I may not be a sailing expert (although I have fooled the British
Government, most of the sail training organizations in the U.S., and
the U.S. Coast Guard into thinking so) but I was very intrigued by the
balance issue in my early years.

The centerboard and rudder comprise just about the whole lateral plane
on a dinghy. If you remove the centerboard from a dinghy with a
hinged board and put in a temporary dagger boat, you can make huge
adjustments in the location of the lateral plane. If you study the
effect on rudder angle under controlled conditions you can learn some
very interesting things.

The racing adjustments you are talking about certainly are real and do
work. The difference is one of perspective. When attempting to eke
out very small increments of performance these small reductions in
rudder angle and helm force are significant. You may even see
yourself picking up enough speed, maybe .03%, to close the angle on
the boat next to you. It's sort of like a lot of sail trim
adjustments. Pulling the Cunningham will speed up a racing boat under
some circumstances but it will not convert a "slow" cruising boat into
a "fast" one.

These small changes observed while racing are not the same thing
though as the differences between boats that are considered to have
weather helm over a broad range of conditions and ones that are
considered well balanced. You are also not changing the crude
geometric C.E. / C.L.P. relationships very much but other critical
aerodynamic aspects of the sail plan that are not considered in the
paper on a pin approach.

--

Roger Long



"Wayne.B" wrote in message
...
On Tue, 03 Jan 2006 05:03:00 GMT, Gary
wrote:

Careful. The chap you are preaching to is the Chaplain. Google
Roger
Long before you get to far into this. I should have.

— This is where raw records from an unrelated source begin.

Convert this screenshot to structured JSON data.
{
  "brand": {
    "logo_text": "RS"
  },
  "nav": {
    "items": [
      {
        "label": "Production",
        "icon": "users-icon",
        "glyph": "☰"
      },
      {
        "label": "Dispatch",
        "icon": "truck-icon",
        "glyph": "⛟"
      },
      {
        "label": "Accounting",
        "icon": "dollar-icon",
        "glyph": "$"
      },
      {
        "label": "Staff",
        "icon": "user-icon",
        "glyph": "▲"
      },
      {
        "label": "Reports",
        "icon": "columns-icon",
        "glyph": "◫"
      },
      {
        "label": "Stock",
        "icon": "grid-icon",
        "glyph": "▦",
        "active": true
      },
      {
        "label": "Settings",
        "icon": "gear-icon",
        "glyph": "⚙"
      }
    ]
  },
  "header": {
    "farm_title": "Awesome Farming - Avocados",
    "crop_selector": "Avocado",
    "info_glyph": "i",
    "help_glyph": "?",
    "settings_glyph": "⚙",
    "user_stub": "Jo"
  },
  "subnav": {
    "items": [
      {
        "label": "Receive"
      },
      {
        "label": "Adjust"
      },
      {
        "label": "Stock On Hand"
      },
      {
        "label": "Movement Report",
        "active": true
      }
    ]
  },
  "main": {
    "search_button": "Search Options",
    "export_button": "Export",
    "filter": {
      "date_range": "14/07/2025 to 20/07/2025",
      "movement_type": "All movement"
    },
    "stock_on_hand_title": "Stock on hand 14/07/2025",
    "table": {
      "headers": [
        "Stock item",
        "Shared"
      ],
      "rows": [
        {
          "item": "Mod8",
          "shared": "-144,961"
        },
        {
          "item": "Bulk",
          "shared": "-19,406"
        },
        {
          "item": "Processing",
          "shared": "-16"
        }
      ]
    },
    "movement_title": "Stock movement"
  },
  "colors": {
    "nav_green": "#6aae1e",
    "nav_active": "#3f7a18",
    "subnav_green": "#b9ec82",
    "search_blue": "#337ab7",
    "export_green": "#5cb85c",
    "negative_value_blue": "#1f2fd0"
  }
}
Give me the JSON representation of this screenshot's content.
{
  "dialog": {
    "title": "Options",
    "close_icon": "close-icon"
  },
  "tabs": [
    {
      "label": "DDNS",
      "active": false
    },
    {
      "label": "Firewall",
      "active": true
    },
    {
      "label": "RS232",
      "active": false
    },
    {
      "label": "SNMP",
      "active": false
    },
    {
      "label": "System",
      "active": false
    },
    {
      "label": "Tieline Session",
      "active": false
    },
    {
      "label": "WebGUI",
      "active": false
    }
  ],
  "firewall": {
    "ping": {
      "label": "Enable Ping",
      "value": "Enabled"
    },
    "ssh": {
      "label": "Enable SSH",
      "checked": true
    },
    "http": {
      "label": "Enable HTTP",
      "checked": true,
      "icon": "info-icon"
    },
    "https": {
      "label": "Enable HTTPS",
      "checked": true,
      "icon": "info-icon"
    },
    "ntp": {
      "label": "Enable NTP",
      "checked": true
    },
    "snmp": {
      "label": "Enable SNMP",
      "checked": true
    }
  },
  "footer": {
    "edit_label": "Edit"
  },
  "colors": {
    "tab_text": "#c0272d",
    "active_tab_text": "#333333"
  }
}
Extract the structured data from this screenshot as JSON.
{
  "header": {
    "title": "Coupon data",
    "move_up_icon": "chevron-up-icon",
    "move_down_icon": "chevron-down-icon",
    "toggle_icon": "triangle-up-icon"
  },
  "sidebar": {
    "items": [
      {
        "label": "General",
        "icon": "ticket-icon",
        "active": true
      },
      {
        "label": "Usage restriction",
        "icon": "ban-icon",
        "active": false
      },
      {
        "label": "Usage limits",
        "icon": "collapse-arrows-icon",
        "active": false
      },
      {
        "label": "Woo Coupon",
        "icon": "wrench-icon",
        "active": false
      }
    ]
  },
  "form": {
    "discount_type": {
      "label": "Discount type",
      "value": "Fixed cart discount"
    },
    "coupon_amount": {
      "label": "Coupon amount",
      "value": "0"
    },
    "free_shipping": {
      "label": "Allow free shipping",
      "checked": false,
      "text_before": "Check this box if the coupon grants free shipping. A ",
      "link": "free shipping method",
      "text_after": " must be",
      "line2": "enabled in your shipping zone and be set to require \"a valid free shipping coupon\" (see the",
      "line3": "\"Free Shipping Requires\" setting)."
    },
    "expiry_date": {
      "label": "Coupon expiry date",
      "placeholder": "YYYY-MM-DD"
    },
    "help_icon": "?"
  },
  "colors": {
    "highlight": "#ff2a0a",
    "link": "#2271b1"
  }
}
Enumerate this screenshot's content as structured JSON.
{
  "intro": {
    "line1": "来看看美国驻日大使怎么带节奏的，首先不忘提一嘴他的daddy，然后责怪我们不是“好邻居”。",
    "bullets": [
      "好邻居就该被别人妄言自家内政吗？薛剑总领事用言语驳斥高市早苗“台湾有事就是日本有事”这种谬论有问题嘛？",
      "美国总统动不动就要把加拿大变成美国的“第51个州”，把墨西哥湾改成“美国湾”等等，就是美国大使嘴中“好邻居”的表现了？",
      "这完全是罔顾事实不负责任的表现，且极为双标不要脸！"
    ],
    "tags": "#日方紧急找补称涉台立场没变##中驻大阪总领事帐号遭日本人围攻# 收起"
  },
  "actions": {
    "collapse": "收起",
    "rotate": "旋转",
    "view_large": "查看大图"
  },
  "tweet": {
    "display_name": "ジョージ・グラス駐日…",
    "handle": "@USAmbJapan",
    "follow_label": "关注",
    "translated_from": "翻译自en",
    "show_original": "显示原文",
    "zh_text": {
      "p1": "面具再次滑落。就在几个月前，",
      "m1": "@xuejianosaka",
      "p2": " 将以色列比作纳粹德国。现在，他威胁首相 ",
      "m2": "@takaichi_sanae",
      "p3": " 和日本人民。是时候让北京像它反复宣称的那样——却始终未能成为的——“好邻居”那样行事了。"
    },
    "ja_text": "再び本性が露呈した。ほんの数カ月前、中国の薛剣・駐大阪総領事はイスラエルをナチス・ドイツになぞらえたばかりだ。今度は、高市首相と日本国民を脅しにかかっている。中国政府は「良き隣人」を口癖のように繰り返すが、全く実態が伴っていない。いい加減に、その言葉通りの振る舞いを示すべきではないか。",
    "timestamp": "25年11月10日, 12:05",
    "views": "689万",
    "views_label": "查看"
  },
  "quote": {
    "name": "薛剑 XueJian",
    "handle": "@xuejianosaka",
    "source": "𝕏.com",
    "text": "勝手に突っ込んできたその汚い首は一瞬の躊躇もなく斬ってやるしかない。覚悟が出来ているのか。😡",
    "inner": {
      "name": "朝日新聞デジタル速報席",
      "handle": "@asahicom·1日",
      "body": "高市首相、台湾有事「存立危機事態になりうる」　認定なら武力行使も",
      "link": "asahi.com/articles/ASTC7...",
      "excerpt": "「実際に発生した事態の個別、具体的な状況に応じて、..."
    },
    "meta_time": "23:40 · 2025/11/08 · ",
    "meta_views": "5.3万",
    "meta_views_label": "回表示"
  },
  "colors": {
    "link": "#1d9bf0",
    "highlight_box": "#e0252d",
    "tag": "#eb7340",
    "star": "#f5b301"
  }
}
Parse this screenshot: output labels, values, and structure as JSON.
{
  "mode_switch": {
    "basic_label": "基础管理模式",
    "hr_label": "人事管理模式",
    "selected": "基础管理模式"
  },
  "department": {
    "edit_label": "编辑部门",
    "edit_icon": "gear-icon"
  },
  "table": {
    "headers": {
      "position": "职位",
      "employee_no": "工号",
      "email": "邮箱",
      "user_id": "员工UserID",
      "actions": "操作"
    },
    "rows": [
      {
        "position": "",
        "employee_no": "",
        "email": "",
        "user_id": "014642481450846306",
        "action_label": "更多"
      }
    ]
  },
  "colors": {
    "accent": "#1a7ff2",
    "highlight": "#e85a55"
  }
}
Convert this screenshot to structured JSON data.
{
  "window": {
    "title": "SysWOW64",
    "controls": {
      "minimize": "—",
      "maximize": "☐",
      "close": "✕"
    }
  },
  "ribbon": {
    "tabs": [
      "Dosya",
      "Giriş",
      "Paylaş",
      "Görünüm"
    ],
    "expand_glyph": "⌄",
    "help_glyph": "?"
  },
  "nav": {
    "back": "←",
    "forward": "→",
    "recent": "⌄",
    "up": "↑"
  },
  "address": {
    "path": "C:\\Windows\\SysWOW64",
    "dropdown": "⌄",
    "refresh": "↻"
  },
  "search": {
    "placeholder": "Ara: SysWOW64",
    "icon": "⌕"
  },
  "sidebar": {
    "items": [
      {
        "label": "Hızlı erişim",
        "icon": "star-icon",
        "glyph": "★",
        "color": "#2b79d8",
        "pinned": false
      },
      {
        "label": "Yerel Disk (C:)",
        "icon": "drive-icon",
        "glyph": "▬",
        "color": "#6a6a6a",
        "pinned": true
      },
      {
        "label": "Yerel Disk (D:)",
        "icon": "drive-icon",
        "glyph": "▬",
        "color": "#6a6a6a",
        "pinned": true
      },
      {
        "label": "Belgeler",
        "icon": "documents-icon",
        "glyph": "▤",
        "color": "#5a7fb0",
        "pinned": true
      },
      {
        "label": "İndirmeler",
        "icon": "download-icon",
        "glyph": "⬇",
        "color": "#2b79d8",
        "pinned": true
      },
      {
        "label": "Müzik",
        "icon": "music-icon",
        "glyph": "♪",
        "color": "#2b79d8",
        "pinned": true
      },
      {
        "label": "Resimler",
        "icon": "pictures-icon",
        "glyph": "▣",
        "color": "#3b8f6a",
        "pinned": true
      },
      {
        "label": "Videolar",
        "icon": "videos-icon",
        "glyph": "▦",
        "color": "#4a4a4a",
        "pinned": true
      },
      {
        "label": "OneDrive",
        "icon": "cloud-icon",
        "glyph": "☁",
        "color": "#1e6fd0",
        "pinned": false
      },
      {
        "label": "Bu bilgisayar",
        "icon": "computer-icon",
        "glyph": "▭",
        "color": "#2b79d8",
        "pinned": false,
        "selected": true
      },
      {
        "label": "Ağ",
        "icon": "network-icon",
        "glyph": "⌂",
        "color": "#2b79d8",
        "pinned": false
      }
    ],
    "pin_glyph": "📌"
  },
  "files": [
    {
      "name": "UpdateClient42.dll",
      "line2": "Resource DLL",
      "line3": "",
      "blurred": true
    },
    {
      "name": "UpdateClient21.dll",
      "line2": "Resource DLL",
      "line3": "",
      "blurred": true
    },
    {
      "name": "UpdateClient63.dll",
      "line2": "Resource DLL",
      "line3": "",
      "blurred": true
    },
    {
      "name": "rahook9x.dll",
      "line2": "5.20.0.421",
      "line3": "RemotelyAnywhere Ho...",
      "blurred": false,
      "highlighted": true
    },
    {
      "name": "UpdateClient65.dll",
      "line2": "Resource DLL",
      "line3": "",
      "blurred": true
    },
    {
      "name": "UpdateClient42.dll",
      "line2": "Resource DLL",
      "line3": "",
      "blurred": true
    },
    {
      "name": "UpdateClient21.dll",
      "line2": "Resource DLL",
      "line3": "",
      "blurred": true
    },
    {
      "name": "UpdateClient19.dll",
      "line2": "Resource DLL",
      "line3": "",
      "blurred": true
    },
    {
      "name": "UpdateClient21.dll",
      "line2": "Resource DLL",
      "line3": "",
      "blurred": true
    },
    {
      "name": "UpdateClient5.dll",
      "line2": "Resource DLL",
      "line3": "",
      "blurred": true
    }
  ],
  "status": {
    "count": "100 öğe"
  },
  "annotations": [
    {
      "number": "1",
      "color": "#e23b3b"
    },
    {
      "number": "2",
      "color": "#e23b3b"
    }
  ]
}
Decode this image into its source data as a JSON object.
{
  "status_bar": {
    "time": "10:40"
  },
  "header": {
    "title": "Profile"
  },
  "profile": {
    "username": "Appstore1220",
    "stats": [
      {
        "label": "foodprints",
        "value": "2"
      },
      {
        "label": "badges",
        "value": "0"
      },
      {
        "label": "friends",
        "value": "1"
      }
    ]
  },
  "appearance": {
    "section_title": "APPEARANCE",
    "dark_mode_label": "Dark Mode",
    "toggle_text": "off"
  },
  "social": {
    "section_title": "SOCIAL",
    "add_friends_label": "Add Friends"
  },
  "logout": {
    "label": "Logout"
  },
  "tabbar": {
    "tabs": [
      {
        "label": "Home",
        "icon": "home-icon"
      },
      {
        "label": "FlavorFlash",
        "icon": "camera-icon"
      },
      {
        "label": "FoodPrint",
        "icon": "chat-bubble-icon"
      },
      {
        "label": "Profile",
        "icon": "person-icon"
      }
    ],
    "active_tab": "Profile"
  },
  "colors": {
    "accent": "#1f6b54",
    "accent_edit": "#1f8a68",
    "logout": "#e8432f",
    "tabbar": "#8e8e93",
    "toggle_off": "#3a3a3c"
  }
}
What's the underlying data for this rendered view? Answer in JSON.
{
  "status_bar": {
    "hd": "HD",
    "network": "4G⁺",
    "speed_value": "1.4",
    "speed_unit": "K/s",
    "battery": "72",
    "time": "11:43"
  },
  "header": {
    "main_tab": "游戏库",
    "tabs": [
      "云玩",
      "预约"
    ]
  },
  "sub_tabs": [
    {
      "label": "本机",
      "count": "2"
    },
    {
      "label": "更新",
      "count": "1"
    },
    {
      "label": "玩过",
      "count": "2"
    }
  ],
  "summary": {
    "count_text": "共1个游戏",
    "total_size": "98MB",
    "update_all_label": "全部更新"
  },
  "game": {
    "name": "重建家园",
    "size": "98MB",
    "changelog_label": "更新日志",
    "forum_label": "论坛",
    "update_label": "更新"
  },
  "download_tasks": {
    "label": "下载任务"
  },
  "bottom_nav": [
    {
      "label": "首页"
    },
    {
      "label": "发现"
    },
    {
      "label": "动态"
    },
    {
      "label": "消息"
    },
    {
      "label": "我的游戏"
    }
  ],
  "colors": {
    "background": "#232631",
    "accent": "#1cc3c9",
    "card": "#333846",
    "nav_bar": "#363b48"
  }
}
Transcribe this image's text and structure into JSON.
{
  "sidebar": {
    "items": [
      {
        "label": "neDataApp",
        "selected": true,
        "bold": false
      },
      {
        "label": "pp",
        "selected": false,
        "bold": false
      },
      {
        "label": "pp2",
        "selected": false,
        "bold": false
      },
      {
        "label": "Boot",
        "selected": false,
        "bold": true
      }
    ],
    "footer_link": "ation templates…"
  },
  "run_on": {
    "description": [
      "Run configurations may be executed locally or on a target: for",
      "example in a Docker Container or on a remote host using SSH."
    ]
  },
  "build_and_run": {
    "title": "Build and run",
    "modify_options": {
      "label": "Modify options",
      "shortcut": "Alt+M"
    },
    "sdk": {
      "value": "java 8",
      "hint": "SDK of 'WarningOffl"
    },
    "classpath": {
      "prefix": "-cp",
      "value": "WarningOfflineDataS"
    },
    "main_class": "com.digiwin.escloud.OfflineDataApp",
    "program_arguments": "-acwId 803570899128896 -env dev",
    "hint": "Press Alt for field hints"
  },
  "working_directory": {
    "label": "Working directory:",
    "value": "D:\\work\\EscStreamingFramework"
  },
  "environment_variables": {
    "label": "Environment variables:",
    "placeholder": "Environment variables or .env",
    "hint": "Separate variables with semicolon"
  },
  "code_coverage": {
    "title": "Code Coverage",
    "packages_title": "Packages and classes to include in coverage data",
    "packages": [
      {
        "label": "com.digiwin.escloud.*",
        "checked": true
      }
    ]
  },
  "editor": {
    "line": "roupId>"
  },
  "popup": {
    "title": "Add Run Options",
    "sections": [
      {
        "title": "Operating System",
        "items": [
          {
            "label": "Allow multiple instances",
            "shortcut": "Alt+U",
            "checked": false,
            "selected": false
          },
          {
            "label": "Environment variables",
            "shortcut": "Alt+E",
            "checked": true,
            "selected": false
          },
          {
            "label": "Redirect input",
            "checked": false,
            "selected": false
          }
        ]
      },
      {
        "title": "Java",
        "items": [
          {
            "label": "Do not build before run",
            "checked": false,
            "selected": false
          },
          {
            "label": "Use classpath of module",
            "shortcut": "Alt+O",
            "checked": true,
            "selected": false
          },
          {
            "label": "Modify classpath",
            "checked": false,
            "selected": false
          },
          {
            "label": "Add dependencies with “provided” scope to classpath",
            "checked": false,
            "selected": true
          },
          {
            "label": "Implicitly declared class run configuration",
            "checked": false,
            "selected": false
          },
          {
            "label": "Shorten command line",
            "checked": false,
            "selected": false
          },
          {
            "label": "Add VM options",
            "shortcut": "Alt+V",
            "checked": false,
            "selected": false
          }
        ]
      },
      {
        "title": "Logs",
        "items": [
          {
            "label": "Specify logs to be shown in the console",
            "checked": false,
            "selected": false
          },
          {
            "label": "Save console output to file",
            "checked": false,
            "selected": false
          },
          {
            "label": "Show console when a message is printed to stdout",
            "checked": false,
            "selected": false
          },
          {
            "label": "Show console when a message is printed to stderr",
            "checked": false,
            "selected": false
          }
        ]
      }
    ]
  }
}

===========================================

I'm aware that Roger is an experienced marine architect but that
does
not necessarily make him a sailing expert. I have spent literally
thousands of hours racing keel boats (with some success), so I'm
fairly comfortable discussing what has worked for me. I think we
all
agree that reducing heel angle will help to reduce weather helm but
there are various ways of doing that.